As promised, the ’25–26 season opened September 28 with a production of Eboni Booth’s Pulitzer-winning play Primary Trust. The season’s overarching theme, The Stories That Bind Us, presents as part love letter and part thank you note to the community that made it possible. “We built the season around making sure at the center of the audience’s experience is a place of connection during a profoundly scary and difficult time in our country and culture,” Wolf says. 


Sept 28–Oct 26

Booth’s play, which follows a lonely bookstore worker’s path to rediscovery after losing his longtime job, is renowned for its heartfelt portrayal of friendship and fresh starts. Wolf says lead actor Larry Owens describes it is a “warm hug,” with hints of Gilmore Girls’ small-town feeling and the neighborly camaraderie of Mister Rogers’ Neighborhood.

Nov 16–Dec 21

Little Women has seen its fair share of theatrical and film adaptations, including two silent films, a musical, and an opera. But if you thought we ran out of ways to adapt Alcott’s autobiographical tale with Greta Gerwig’s 2019 spin, playwright Lauren Gunderson’s fresh take for the stage will have you thinking again.
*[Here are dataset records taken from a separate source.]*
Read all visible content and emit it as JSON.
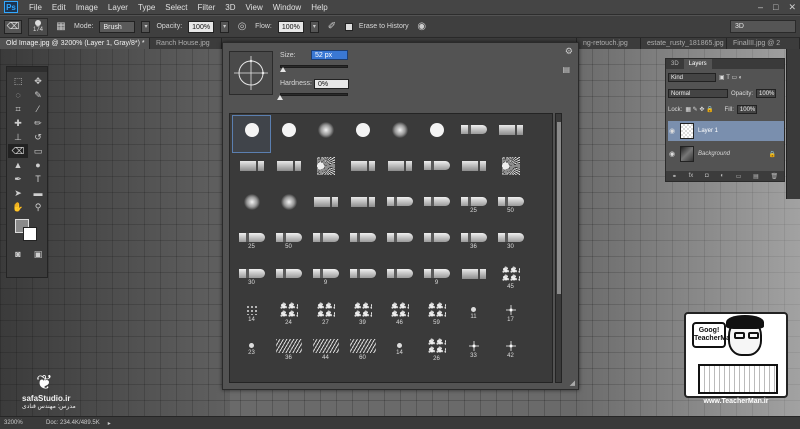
{
  "menubar": {
    "logo": "Ps",
    "items": [
      "File",
      "Edit",
      "Image",
      "Layer",
      "Type",
      "Select",
      "Filter",
      "3D",
      "View",
      "Window",
      "Help"
    ],
    "controls": [
      "–",
      "□",
      "✕"
    ]
  },
  "options": {
    "brush_size": "174",
    "mode_label": "Mode:",
    "mode_value": "Brush",
    "opacity_label": "Opacity:",
    "opacity_value": "100%",
    "flow_label": "Flow:",
    "flow_value": "100%",
    "erase_history_label": "Erase to History",
    "workspace": "3D"
  },
  "tabs": [
    {
      "label": "Old Image.jpg @ 3200% (Layer 1, Gray/8*) *",
      "active": true
    },
    {
      "label": "Ranch House.jpg",
      "active": false
    },
    {
      "label": "",
      "active": false
    },
    {
      "label": "ng-retouch.jpg",
      "active": false
    },
    {
      "label": "estate_rusty_181865.jpg",
      "active": false
    },
    {
      "label": "FinalIII.jpg @ 2",
      "active": false
    }
  ],
  "picker": {
    "size_label": "Size:",
    "size_value": "52 px",
    "hardness_label": "Hardness:",
    "hardness_value": "0%",
    "size_level": 0.05,
    "hardness_level": 0.0,
    "presets": [
      {
        "kind": "hard",
        "num": ""
      },
      {
        "kind": "hard",
        "num": ""
      },
      {
        "kind": "soft",
        "num": ""
      },
      {
        "kind": "hard",
        "num": ""
      },
      {
        "kind": "soft",
        "num": ""
      },
      {
        "kind": "hard",
        "num": ""
      },
      {
        "kind": "tip",
        "num": ""
      },
      {
        "kind": "flat",
        "num": ""
      },
      {
        "kind": "flat",
        "num": ""
      },
      {
        "kind": "flat",
        "num": ""
      },
      {
        "kind": "fan",
        "num": ""
      },
      {
        "kind": "flat",
        "num": ""
      },
      {
        "kind": "flat",
        "num": ""
      },
      {
        "kind": "tip",
        "num": ""
      },
      {
        "kind": "flat",
        "num": ""
      },
      {
        "kind": "fan",
        "num": ""
      },
      {
        "kind": "soft",
        "num": ""
      },
      {
        "kind": "soft",
        "num": ""
      },
      {
        "kind": "flat",
        "num": ""
      },
      {
        "kind": "flat",
        "num": ""
      },
      {
        "kind": "tip",
        "num": ""
      },
      {
        "kind": "tip",
        "num": ""
      },
      {
        "kind": "tip",
        "num": "25"
      },
      {
        "kind": "tip",
        "num": "50"
      },
      {
        "kind": "tip",
        "num": "25"
      },
      {
        "kind": "tip",
        "num": "50"
      },
      {
        "kind": "tip",
        "num": ""
      },
      {
        "kind": "tip",
        "num": ""
      },
      {
        "kind": "tip",
        "num": ""
      },
      {
        "kind": "tip",
        "num": ""
      },
      {
        "kind": "tip",
        "num": "36"
      },
      {
        "kind": "tip",
        "num": "30"
      },
      {
        "kind": "tip",
        "num": "30"
      },
      {
        "kind": "tip",
        "num": ""
      },
      {
        "kind": "tip",
        "num": "9"
      },
      {
        "kind": "tip",
        "num": ""
      },
      {
        "kind": "tip",
        "num": ""
      },
      {
        "kind": "tip",
        "num": "9"
      },
      {
        "kind": "flat",
        "num": ""
      },
      {
        "kind": "splat",
        "num": "45"
      },
      {
        "kind": "dots",
        "num": "14"
      },
      {
        "kind": "splat",
        "num": "24"
      },
      {
        "kind": "splat",
        "num": "27"
      },
      {
        "kind": "splat",
        "num": "39"
      },
      {
        "kind": "splat",
        "num": "46"
      },
      {
        "kind": "splat",
        "num": "59"
      },
      {
        "kind": "small",
        "num": "11"
      },
      {
        "kind": "star",
        "num": "17"
      },
      {
        "kind": "small",
        "num": "23"
      },
      {
        "kind": "grass",
        "num": "36"
      },
      {
        "kind": "grass",
        "num": "44"
      },
      {
        "kind": "grass",
        "num": "60"
      },
      {
        "kind": "small",
        "num": "14"
      },
      {
        "kind": "splat",
        "num": "26"
      },
      {
        "kind": "star",
        "num": "33"
      },
      {
        "kind": "star",
        "num": "42"
      }
    ]
  },
  "layers_panel": {
    "tab_3d": "3D",
    "tab_layers": "Layers",
    "kind_label": "Kind",
    "blend_mode": "Normal",
    "opacity_label": "Opacity:",
    "opacity_value": "100%",
    "lock_label": "Lock:",
    "fill_label": "Fill:",
    "fill_value": "100%",
    "layers": [
      {
        "name": "Layer 1",
        "selected": true
      },
      {
        "name": "Background",
        "selected": false
      }
    ]
  },
  "status": {
    "zoom": "3200%",
    "doc": "Doc: 234.4K/489.5K"
  },
  "watermarks": {
    "left_site": "safaStudio.ir",
    "left_name": "مدرس: مهندس قنادی",
    "right_url": "www.TeacherMan.ir",
    "right_logo": "Goog! TeacherMan"
  }
}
Alcott herself is at the center of Gunderson’s version, which uses verbatim non-dialogue narration from the book. This run is coproduced with Cincinnati Playhouse.

Jan 18–Feb 15

Anything that can go wrong will go wrong, particularly for the group of unlucky thespians in this farcical play within a play. The cast and crew at Cornley Polytechnic Drama Society face one mishap after another on opening night of their show, Murder of Haversham Manor. Former artistic leader of Artists Repertory Theatre, Dámaso Rodríguez directs in coproduction with Seattle Rep, where Dámaso now serves as artistic director.

March 1–29

After its world premiere at Seattle Rep in 2015, Justin Huertas’s queer coming-of-age rock musical quickly became a cult sensation in the US and abroad. At the center of Lizard Boy is a young man named Trevor—a totally standard dude save for his superpowers and green scales, like those of a dragon. In the play, he sets out on a Grindr date, which unfolds like a superhero-esque adventure.

April 19–May 17

Another adaptation in the lineup, though Pulitzer-winning playwright James Ijames’s reimagining of Shakespeare’s Hamlet pushes the bounds of adaptation. His take is a humorous yet “vicious critique of masculinity and violence” (The Guardian) with a queer Black man named Juicy as its beating heart. The setting? A Southern backyard barbecue where Juicy receives a visit from his vengeful father’s ghost.

May 26–June 7

Whip-smart comedian and playwright Kristina Wong serves up laughs and social commentary in this karaoke-fueled one woman show about American food insecurity, a coproduction with Boom Arts. In 2022, Wong’s Pulitzer-nominated play Sweatshop Overlord won over crowds in PCS’s Ellyn Bye Studio.

June 12–28

If there’s one thing Pink Martini vocalist and Rock Star contestant Storm Large excels at, it’s drawing a crowd to her high-octane performances. In 2009, Large’s autobiographical musical, Crazy Enough, became one of the Armory’s most sold-out shows. PCS closes out its season not with a play but with a rollicking one-woman show Large created with Portlanders in mind.